Ähnlich der WESER-KURIER aus Bremen:

"Was aber, wenn Bush den Sicherheitsrat vor die gleiche Alternative stellt wie die UN-Vollversammlung im vergangenen September: mit den USA oder Abstieg in die Einflusslosigkeit? Die Europäer könnten wieder einmal Opfer ihres eigenen Wunschdenkens werden, weil sie standhaft ignorieren, dass Bush die Koordinaten US-Außenpolitik längst verschoben hat. In der neuen Nationalen Sicherheitsstrategie wird eindeutig dargelegt, dass die Vereinten Nationen für die US-Regierung nur noch eine untergeordnete Rolle spielen."

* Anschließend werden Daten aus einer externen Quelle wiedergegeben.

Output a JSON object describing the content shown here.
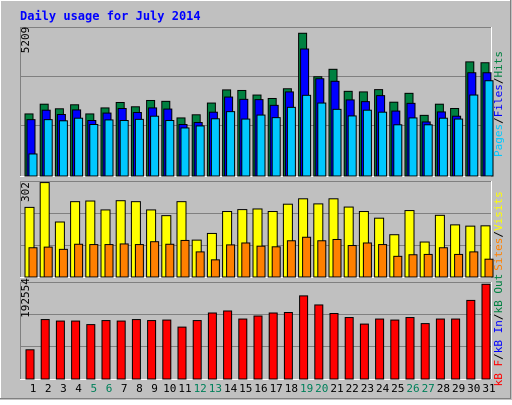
{
  "chart_data": [
    {
      "type": "bar",
      "title": "Daily usage for July 2014",
      "panel": "hits-files-pages",
      "categories": [
        "1",
        "2",
        "3",
        "4",
        "5",
        "6",
        "7",
        "8",
        "9",
        "10",
        "11",
        "12",
        "13",
        "14",
        "15",
        "16",
        "17",
        "18",
        "19",
        "20",
        "21",
        "22",
        "23",
        "24",
        "25",
        "26",
        "27",
        "28",
        "29",
        "30",
        "31"
      ],
      "weekend_days": [
        "5",
        "6",
        "12",
        "13",
        "19",
        "20",
        "26",
        "27"
      ],
      "ymax_label": "5209",
      "ylim": [
        0,
        5209
      ],
      "right_legend": [
        {
          "text": "Pages",
          "color": "#00c8ff"
        },
        {
          "text": "/",
          "color": "#000000"
        },
        {
          "text": "Files",
          "color": "#0000ff"
        },
        {
          "text": "/",
          "color": "#000000"
        },
        {
          "text": "Hits",
          "color": "#008040"
        }
      ],
      "series": [
        {
          "name": "Hits",
          "color": "#008040",
          "values": [
            2170,
            2510,
            2350,
            2490,
            2170,
            2380,
            2570,
            2420,
            2640,
            2610,
            2030,
            2140,
            2550,
            3010,
            2990,
            2830,
            2710,
            3050,
            4990,
            3470,
            3730,
            2960,
            2940,
            3020,
            2580,
            2890,
            2120,
            2510,
            2360,
            3990,
            3960
          ]
        },
        {
          "name": "Files",
          "color": "#0000ff",
          "values": [
            1970,
            2300,
            2150,
            2310,
            1940,
            2200,
            2360,
            2220,
            2380,
            2340,
            1800,
            1870,
            2230,
            2760,
            2680,
            2670,
            2470,
            2940,
            4440,
            3400,
            3310,
            2660,
            2600,
            2810,
            2270,
            2540,
            1890,
            2240,
            2090,
            3610,
            3610
          ]
        },
        {
          "name": "Pages",
          "color": "#00c8ff",
          "values": [
            770,
            1970,
            1930,
            2020,
            1800,
            1960,
            1940,
            1980,
            2090,
            1940,
            1680,
            1750,
            2000,
            2250,
            1990,
            2130,
            2040,
            2400,
            2820,
            2550,
            2330,
            2100,
            2300,
            2230,
            1790,
            2030,
            1790,
            2020,
            1990,
            2830,
            3330
          ]
        }
      ]
    },
    {
      "type": "bar",
      "panel": "visits-sites",
      "categories": [
        "1",
        "2",
        "3",
        "4",
        "5",
        "6",
        "7",
        "8",
        "9",
        "10",
        "11",
        "12",
        "13",
        "14",
        "15",
        "16",
        "17",
        "18",
        "19",
        "20",
        "21",
        "22",
        "23",
        "24",
        "25",
        "26",
        "27",
        "28",
        "29",
        "30",
        "31"
      ],
      "ymax_label": "302",
      "ylim": [
        0,
        302
      ],
      "right_legend": [
        {
          "text": "Sites",
          "color": "#ff8000"
        },
        {
          "text": "/",
          "color": "#000000"
        },
        {
          "text": "Visits",
          "color": "#ffff00"
        }
      ],
      "series": [
        {
          "name": "Visits",
          "color": "#ffff00",
          "values": [
            219,
            297,
            173,
            237,
            239,
            211,
            240,
            237,
            211,
            193,
            237,
            116,
            137,
            206,
            212,
            214,
            206,
            229,
            246,
            230,
            246,
            220,
            206,
            185,
            133,
            209,
            110,
            194,
            164,
            160,
            161
          ]
        },
        {
          "name": "Sites",
          "color": "#ff8000",
          "values": [
            92,
            94,
            87,
            103,
            102,
            102,
            104,
            102,
            111,
            103,
            115,
            79,
            54,
            101,
            107,
            97,
            95,
            114,
            125,
            114,
            118,
            99,
            107,
            102,
            65,
            70,
            71,
            92,
            71,
            79,
            56
          ]
        }
      ]
    },
    {
      "type": "bar",
      "panel": "kbytes",
      "categories": [
        "1",
        "2",
        "3",
        "4",
        "5",
        "6",
        "7",
        "8",
        "9",
        "10",
        "11",
        "12",
        "13",
        "14",
        "15",
        "16",
        "17",
        "18",
        "19",
        "20",
        "21",
        "22",
        "23",
        "24",
        "25",
        "26",
        "27",
        "28",
        "29",
        "30",
        "31"
      ],
      "ymax_label": "192554",
      "ylim": [
        0,
        192554
      ],
      "right_legend": [
        {
          "text": "kB F",
          "color": "#ff0000"
        },
        {
          "text": "/",
          "color": "#000000"
        },
        {
          "text": "kB In",
          "color": "#0000ff"
        },
        {
          "text": "/",
          "color": "#000000"
        },
        {
          "text": "kB Out",
          "color": "#008040"
        }
      ],
      "series": [
        {
          "name": "kB F",
          "color": "#ff0000",
          "values": [
            58000,
            118000,
            115000,
            115000,
            108000,
            116000,
            115000,
            118000,
            116000,
            117000,
            103000,
            116000,
            131000,
            135000,
            119000,
            125000,
            131000,
            132000,
            165000,
            147000,
            130000,
            122000,
            109000,
            119000,
            117000,
            122000,
            110000,
            119000,
            119000,
            156000,
            188000
          ]
        }
      ]
    }
  ]
}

Die FRANKFURTER RUNDSCHAU blickt auf die deutsche Position:

"In Frankreich wächst der Widerstand und selbst beim engsten Alliierten der USA, bei den Briten, mehren sich die kritischen Töne. Eine zweite Resolution vor einem eventuellen Militärschlag halten praktisch alle großen UN-Staaten für zwingend geboten. Und plötzlich scheint vorstellbar, dass sich, vielleicht nur für einen Moment, ein historisches Fenster öffnen und ein Krieg doch noch vermieden werden könnte. Nicht außenpolitisch isoliert stünde somit das rot-grün regierte Deutschland da, sondern in exakt jener europäischen Phalanx, die unabdingbar ist, um die USA von ihren Kriegsplänen abzuhalten."


Im Kampf um die Todesstrafe hat der scheidende Gouverneur des US-Staates Illinois klar Position bezogen. Dazu meint die Berliner Zeitung DIE WELT:

"Die Todesstrafe ist unamerikanisch, weil sie die Unfehlbarkeit einer staatlichen Institution postuliert. Sie ist unamerikanisch, weil sie in der Praxis entgegen der Verfassung Schwarze, Latinos und Arme aller Rassen diskriminiert. Amerikas Demokratie basiert auf dem Misstrauen gegenüber dem Staat, auf der Revidierbarkeit aller Entscheidungen... Es ist zu hoffen, dass der Stolz und der Gerechtigkeitssinn der US-Bürger das bewirken, was das Mitleid nicht vermag: die Ächtung der Todesstrafe."

Die FRANKFURTER ALLGEMEINE ZEITUNG schreibt:

"Neben den primitiven Gründen(...) wird immer behauptet, die Aussicht auf die Todesstrafe wirke abschreckend auf potenzielle Täter... Mit solchen Thesen und Gegenthesen hat sich Gouverneur Ryan in Illinois vernünftigerweise nicht aufgehalten. Vielmehr begründete er seine Entscheidung mit dem überzeugendsten Sachargument gegen die Todesstrafe: Menschen sind fehlbar. Und deshalb ist auch das ordentlichste Gerichtsverfahren nicht vor Irrtümern gefeit. "


Mit der möglichen Auslieferung der beiden in Frankfurt am Main verhafteten mutmaßlichen El Kaida Mitglieder befasst sich die in Düsseldorf erscheinende WESTDEUTSCHE ZEITUNG:

"Die USA werden Gründe haben, sich dieser Männer zu bemächtigen, gewiss. Aber halten die einer Prüfung stand, die rechtsstaatliche Standards ernst nimmt? Nähmen wir unsere eigenen Maßstäbe ernst, verböte sich wohl eine Auslieferung. Terrorverdächtigen wird in den USA kein rechtsstaatliches Verfahren garantiert, schlimmstenfalls verschwinden sie für Jahre rechtlos auf Guantanamo. Die Bundesregierung wird sich gleichwohl dem US-Auslieferungsbegehren kaum widersetzen können... Der Rechtsstaat - so hören wir immer wieder - werde im 'Krieg gegen den Terror' verteidigt. Manchmal allerdings drängt sich der Eindruck auf, er war schon sein erstes Opfer."